It's a dim morning: low-slung clouds, a small wind. Yesterday was spattered with sudden showers and bright sun, but today, I think, rain will settle in, so I should get outside and take those towels off the line while I still have time.
After gleaning a few books out of the pile at the Episcopal church's yard sale (Le Carre, Oates, Trevor, a bio of Millay), I settled into house and yard work and managed to get a fair amount done pretty quickly: floors and bathrooms cleaned and mopped, winter firewood equipment stowed in the basement for the season, towels and sheets changed and washed; and then mowing, trimming, flower deadheading, peony triage, and rescuing the carrot seedlings that some wretched squirrel had uprooted. Eventually I baked brownies, finished the Bronte biography (an accomplishment!), made asparagus salad and parmesan-breaded lamb chops, played cribbage, listened to the Red Sox lose big to the lowly White Sox (though, having recently been a temporary White Sox fan in Chicago, I admit to enjoying the buoyant delight of a crowd that had no expectation of victory).

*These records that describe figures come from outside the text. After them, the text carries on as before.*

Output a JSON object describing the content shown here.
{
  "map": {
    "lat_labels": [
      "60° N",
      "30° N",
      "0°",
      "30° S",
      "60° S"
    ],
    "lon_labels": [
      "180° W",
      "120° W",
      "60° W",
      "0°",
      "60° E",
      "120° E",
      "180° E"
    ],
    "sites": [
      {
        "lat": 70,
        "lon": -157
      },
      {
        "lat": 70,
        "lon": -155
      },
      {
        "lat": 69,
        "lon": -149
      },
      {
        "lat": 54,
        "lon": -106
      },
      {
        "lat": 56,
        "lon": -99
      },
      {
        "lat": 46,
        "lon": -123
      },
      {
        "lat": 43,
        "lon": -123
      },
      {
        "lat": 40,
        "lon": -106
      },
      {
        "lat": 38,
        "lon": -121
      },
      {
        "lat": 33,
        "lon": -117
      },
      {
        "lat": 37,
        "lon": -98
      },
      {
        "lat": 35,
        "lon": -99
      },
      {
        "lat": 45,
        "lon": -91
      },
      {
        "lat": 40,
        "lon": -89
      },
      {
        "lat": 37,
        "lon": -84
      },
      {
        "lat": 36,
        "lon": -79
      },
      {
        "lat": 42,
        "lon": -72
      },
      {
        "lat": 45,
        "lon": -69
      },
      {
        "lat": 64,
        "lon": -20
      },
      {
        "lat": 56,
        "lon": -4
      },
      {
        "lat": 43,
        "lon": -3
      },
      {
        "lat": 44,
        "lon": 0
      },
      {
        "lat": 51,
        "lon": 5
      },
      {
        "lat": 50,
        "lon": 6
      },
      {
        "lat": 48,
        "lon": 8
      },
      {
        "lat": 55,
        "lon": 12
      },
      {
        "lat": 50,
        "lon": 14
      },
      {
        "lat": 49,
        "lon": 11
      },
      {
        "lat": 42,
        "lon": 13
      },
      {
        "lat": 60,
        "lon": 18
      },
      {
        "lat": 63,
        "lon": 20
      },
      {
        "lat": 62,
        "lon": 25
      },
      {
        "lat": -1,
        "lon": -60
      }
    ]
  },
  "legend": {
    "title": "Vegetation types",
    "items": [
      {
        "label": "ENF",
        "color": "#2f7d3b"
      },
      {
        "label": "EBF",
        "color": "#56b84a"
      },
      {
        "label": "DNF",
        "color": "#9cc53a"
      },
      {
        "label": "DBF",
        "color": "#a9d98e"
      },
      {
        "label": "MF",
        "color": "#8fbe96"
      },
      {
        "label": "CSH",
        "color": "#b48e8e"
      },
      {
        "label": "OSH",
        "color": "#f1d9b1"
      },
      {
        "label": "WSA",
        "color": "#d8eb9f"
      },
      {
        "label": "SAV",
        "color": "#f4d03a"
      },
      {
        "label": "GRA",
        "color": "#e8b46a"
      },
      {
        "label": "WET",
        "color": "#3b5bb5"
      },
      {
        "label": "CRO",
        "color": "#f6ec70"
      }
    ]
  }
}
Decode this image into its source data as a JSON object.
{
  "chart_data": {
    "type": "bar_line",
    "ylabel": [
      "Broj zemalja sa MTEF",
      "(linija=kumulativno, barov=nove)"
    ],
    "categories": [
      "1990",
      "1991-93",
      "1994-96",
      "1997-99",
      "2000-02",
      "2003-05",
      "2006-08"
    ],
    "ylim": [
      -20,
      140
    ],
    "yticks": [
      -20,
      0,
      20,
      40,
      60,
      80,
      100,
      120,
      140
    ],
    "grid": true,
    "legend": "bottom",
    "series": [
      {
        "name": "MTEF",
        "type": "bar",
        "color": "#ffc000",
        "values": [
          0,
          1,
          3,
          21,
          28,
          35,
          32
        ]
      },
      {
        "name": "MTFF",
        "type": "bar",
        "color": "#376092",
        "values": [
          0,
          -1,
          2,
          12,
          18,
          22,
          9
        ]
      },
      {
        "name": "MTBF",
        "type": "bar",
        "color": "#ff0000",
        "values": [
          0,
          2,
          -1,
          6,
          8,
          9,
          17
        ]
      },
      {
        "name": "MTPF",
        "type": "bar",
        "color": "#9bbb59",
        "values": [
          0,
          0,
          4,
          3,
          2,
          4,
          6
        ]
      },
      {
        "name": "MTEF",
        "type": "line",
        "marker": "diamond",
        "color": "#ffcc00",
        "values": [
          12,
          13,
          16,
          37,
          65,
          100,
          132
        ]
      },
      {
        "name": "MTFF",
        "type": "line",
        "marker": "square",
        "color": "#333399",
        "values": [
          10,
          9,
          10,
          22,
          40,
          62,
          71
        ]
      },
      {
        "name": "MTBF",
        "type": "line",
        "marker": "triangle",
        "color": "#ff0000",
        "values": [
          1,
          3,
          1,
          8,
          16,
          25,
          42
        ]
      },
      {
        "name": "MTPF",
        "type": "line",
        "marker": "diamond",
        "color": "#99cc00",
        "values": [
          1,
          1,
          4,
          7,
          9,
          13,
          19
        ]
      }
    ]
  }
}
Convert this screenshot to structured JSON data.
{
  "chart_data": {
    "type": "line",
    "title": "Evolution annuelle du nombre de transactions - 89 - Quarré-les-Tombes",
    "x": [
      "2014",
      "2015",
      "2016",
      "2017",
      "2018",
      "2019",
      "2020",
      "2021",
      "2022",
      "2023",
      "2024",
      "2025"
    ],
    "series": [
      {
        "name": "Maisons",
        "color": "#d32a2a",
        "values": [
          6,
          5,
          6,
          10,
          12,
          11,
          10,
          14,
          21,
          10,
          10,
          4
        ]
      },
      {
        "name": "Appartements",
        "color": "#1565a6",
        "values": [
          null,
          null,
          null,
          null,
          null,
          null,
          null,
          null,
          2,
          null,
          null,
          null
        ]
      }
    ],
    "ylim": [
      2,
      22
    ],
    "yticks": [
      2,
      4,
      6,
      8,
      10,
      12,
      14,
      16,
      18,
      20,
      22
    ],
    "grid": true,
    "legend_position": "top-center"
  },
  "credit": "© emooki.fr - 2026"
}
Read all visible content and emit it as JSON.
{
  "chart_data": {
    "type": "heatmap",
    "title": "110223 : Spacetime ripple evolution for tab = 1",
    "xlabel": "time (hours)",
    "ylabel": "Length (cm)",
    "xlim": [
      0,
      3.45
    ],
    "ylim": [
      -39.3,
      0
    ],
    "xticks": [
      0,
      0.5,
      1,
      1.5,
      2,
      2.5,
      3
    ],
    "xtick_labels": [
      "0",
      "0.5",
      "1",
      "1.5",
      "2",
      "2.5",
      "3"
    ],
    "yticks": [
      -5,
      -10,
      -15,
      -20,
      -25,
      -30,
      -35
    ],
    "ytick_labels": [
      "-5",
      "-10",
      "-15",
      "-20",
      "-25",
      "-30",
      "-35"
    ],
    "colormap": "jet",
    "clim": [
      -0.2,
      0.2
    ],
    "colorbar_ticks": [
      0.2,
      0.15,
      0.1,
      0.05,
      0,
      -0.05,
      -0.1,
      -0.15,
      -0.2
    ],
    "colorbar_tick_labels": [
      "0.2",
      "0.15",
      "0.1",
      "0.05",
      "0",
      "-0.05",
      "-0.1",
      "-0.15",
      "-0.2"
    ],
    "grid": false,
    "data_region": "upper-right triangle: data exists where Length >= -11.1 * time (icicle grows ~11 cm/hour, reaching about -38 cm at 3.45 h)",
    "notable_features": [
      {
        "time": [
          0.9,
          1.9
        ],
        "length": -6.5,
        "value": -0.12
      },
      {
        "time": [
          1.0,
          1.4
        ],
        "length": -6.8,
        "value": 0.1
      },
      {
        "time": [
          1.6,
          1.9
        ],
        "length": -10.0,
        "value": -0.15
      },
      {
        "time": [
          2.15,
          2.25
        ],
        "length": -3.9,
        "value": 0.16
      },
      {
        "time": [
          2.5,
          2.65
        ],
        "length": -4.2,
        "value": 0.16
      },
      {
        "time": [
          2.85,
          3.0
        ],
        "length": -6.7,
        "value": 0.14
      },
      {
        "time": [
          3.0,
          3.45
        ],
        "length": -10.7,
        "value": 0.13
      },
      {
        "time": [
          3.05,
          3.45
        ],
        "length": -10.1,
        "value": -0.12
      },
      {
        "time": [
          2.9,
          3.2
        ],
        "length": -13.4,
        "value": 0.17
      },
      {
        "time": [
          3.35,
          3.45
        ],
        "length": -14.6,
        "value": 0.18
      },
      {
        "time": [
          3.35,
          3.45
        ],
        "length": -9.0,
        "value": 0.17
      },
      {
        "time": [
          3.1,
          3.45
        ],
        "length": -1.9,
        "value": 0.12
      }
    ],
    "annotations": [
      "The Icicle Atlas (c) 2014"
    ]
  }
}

I don't really have plans for today. I suppose I'll go grocery shopping, and I might transplant some nasturtium seedlings and do a little weeding, if the weather allows, but really anything could happen. It's a pleasant feeling to have the big weekly jobs behind me. I've started reading Jhumpa Lahiri's The Namesake. The vases are filled with peonies. I'm imagining fish chowder and herb bread for dinner.
Mostly I'm attempting to find a portal back into my brisk, productive, thoughtful existence. I knew this week's travels would disrupt and disable, and I tried to build in a weekend-at-home as a buffer and a convalescence, and I was right to do so. Still, nothing is easy.